Tutte le soffferenze dei corpi nel “Rosa Nudo” il nuovo film di Giovanni Coda

Dopo le anteprime all’Istituto Francese di Barcellona e a Torino (era tra i film selezionati per il Torino Film Festival LGBT), il lungometraggio di Giovanni Coda “Il Rosa Nudo” sarà proiettato a Cagliari il 9 maggio, alle 21, al “Cineworld” , dove rimarrà in programmazione fino al 15 maggio.

Si tratta, come spesso accade per le opere del regista sardo, di un film affascinante e “disturbante”. Giovanni Coda si avvicina alla fiction, ma nello spirito del cinema sperimentale, non dimenticando le sue esperienze notevoli di video artista. Ancora una volta, l’attenzione alla costruzione dell’immagine è privilegiata, così colore, espressione dei visi e dei corpi, reinvenzione sorprendente delle location, sono un elemento essenziale del “Rosa Nudo”. Lo spunto narrativo è un episodio poco noto della Shoah, o meglio dell’ “Omocausto”, lo sterminio nei lager nazisti di uomini e donne schedati come omosessuali, con il triangolo rosa marcato sulla misera divisa indossata nel campo.

Pierre Seel, intellettuale francese, visse giovanissimo (aveva solo diciassette anni quando fu rinchiuso nel lager di Schirmeck) l’orrore dell’internamento, traumatizzato dalle violenze che dovette subire e dall’aver assistito alla morte terribile (venne sbranato dai cani) del suo compagno. Seel fino al 1982, non rivelò tale ricordo devastante; negli anni del dopoguerra aveva cercato di “riorganizzare” la propria esistenza, era riuscito a trovare un lavoro soddisfacente, si era sposato e aveva avuto due figli. Giunto alla maturità, a sessant’anni, però, riuscì finalmente a liberarsi dal passato scrivendo un’autobiografia che rivelò, in un momento storico dove l’eliminazione degli omosessuali nei lager non era ancora studiata con attenzione, l’orrore trascorso.

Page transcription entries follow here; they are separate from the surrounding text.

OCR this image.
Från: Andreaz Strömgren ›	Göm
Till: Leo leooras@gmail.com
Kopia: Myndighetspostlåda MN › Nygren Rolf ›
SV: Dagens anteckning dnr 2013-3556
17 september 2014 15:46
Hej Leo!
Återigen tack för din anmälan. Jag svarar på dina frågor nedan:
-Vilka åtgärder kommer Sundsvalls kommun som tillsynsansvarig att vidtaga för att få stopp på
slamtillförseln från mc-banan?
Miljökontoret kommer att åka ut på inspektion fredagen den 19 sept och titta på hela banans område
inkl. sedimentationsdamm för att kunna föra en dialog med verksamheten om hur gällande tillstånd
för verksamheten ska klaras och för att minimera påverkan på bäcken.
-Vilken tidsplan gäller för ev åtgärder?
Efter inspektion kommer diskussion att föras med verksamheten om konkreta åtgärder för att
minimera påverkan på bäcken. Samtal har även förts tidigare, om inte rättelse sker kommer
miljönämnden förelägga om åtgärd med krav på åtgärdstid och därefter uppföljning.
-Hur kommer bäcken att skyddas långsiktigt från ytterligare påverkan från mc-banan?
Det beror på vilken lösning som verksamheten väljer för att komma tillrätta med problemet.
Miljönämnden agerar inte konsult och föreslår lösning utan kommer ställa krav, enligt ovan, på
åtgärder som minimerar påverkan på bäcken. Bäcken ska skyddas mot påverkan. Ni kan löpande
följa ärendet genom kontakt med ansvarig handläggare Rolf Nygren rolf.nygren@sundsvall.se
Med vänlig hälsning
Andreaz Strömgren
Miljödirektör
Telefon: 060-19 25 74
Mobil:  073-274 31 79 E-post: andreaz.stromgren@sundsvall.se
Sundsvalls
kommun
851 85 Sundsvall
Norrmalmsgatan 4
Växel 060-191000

Per questa sincerità tardiva, fu abbandonato dai familiari e solo nel 2002, tre anni prima della morte, Seel fu riconosciuto dalla stato francese vittima di guerra.

Le sue toccanti memorie non sono state ancora tradotte in italiano; Giovanni Coda, in maniera abbastanza casuale (“il libro faceva da zeppa a una scrivania di una libreria del centro di Parigi!”) è venuto a conoscenza della drammatica vicenda di Seel e da quel momento ha iniziato a riflettere sulle sue possibilità drammaturgiche. Nel 2007 coniugò l’interesse per la storia di Seel con le esigenze di un bello spettacolo di teatro danza firmato anche da Paola Leoni. Questa prima esperienza si approfondì con un lavoro di approfondimento sulle eventuali immagini con cui tradurre la tragedia del lager di Schirmeck, che sfociò in una mostra fotografica. L’ultimo passaggio è stato il lungometraggio, costato in sostanza quattro anni di impegno, mentre il girato, preceduto da varie prove filmate, è stato realizzato in una settimana.
Interpretando la vicenda secondo i suoi paradigmi estetici, il “Rosa nudo” ci mostra con forti accenni onirici e metaforici, le sofferenze dei corpi, la poesia dei piccoli particolari, i ricordi che si frantumano nel presente. L’oppressione dell’istituzionalizzazione è ricreata in una location apparentemente lontana; infatti, le riprese del lager sono state girate nella cartiera in disuso di Quartu S. Elena e nell’ex poligono di Siliqua e appaiono assai più veritiere di qualsiasi ricostruzione “realistica” vista sul piccolo e grande schermo, come se il dolore delle strutture in decadenza diventasse espressivo di un’altra sofferenza evocata. Come per la maggior parte dei film realizzati in Sardegna, ma non solo, le difficoltà economiche hanno segnato le produzione, che Giovanni Coda è riuscito con coraggio a superare avvalendosi esclusivamente di fondi personali e privati. Infatti, le istituzioni non hanno neppure risposto alla presentazione del progetto. Il regista del “Rosa Nudo” ha trovato pure una distribuzione nazionale e, dopo le giornate cagliaritane al “Cineworld”, inizierà per il film un viaggio artistico diverso.